Asked what she was looking for she said: “A nice decent person to marry, with my parents’ consent. I hoped the person had qualifications and looked nice.”
 
The woman, who is a Hindu, said it was also important that her horoscopes and that of any potential partner matched. In November 2013 she was in contact with the man who shared her surname, was of the same caste and had a matching horoscope.
 
She went on: “He said he was single. He had a masters in engineering and was a production engineer. He told me he had 3 or 4 houses in London and said he had been in the UK for 7 or 8 years. “
 
The nurse, who has an MSc and is saving up to do a doctorate, said her suitor talked to her father in India. “He impressed my dad and he doesn’t get impressed by anyone,” she said.
 
He told her he was happy to be a vegetarian and that he didn’t smoke and rarely drank.
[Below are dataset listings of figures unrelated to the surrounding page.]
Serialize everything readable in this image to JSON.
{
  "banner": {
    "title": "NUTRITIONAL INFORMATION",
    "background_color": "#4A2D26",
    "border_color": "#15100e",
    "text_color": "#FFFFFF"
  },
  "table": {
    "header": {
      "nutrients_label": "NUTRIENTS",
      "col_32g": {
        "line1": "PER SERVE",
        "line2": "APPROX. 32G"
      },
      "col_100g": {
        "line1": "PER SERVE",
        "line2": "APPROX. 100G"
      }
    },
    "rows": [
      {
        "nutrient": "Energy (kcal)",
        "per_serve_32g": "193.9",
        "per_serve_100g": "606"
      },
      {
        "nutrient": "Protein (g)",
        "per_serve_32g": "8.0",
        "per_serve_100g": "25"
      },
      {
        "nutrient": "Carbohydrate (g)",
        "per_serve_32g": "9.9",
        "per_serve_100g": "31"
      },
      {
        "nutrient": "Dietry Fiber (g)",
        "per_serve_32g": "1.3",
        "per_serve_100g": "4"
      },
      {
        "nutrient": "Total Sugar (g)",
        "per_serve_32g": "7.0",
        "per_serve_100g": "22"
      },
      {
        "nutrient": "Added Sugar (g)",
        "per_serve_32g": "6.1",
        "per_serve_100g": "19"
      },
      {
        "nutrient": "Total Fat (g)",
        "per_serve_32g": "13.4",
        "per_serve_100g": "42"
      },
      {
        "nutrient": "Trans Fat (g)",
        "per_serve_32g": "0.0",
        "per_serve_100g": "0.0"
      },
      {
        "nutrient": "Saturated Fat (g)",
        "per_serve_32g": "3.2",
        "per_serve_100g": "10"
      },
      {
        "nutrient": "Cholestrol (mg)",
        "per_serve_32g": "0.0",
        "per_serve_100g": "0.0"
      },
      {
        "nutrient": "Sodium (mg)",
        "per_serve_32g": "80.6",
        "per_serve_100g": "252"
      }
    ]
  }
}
He said he would be happy to met  her family.
 
In January last year he told her he had to go to India but had not been paid for a job and needed cash to pay his employees. He asked her for £4,000, saying he would pay her back. She transferred the money from her Allied Irish Bank account to his Barclays account in the UK. “He said he was looking for help and to trust him,” she said.
 
The jury was told that he had stayed in Stevenage, did not go to India, and transferred £3,000 of the nurse’s money to his wife’s account.
 
The nurse did not hear from him for over a month, but he eventually contacted her on Valentine’s Day, saying he had been involved in an accident, breaking an arm and a leg. She went on: “He said he had a terrible accident in India and had received multiple fractures. I just believed him.”
 
He told her he had returned to England for treatment and she sent him flowers to Mayfield Court in Bushey, Herts a former address of his where he said he was recovering.
 
On February 27 he called her, saying he needed £2,000 to pay for a carer. He told her his Barclays account was frozen and asked her to send the cash by Western Union. He collected it from Cash Converters in Stevenage, saying he would repay her in a week. “I believed him. He was not well and he needed someone to help him,” she said.
 
But after she did not hear from him again she became suspicious. Then on 3 March he called her again saying he needed £20,000 as a home he owned in Sandy, Bedfordshire was about to be seized. “He said  ‘Tell your dad to phone me and he can send it from India – just make a direct payment to Western Union’ I thought he was playing with me,” she said.
 
On 8 March last year she asked for her money back. He told her he was returning the money, but never did. He sent her a copy of a passport to persuade her that he was genuine and a ‘nice man’, but she went to the police and wrote to his bank. 
 
When the passport was examined it turned out to be fake.
 
Prosecutor Will Noble told the jury: “It was a cruel and heartless scam where a married man preyed on a single woman looking for love. He manipulated her vulnerability for financial gain.”
 
He said: “She was deliberately targeted. There was a degree of vulnerability. He knew which buttons to press. He tugged at her heartstrings saying he needed the £4,000 to go to India to speak to her father. Given her profession, he sought help after an accident.”
 
Under cross examination by Sean Smith, she admitted that she had not discussed the two payments she had made with her father. “No that was a mistake. I did trust him.” she said.
 
Mr Smith said he accepted the fraud could only have worked on a vulnerable victim, but he said it was not sophisticated and that the £20,000 asked for was never handed over.
 
She had the money refunded by her bank, the court was told.
 
Passing sentence, Recorder Jonathan Lee QC said: “He found a victim on a marriage matchmaking site who he befriended. He made her believe marriage was a prospect and used her emotional vulnerability to make untrue representations to persuade her to part with money.
 
“The victim has lost her trust of people and has been caused considerable distress.”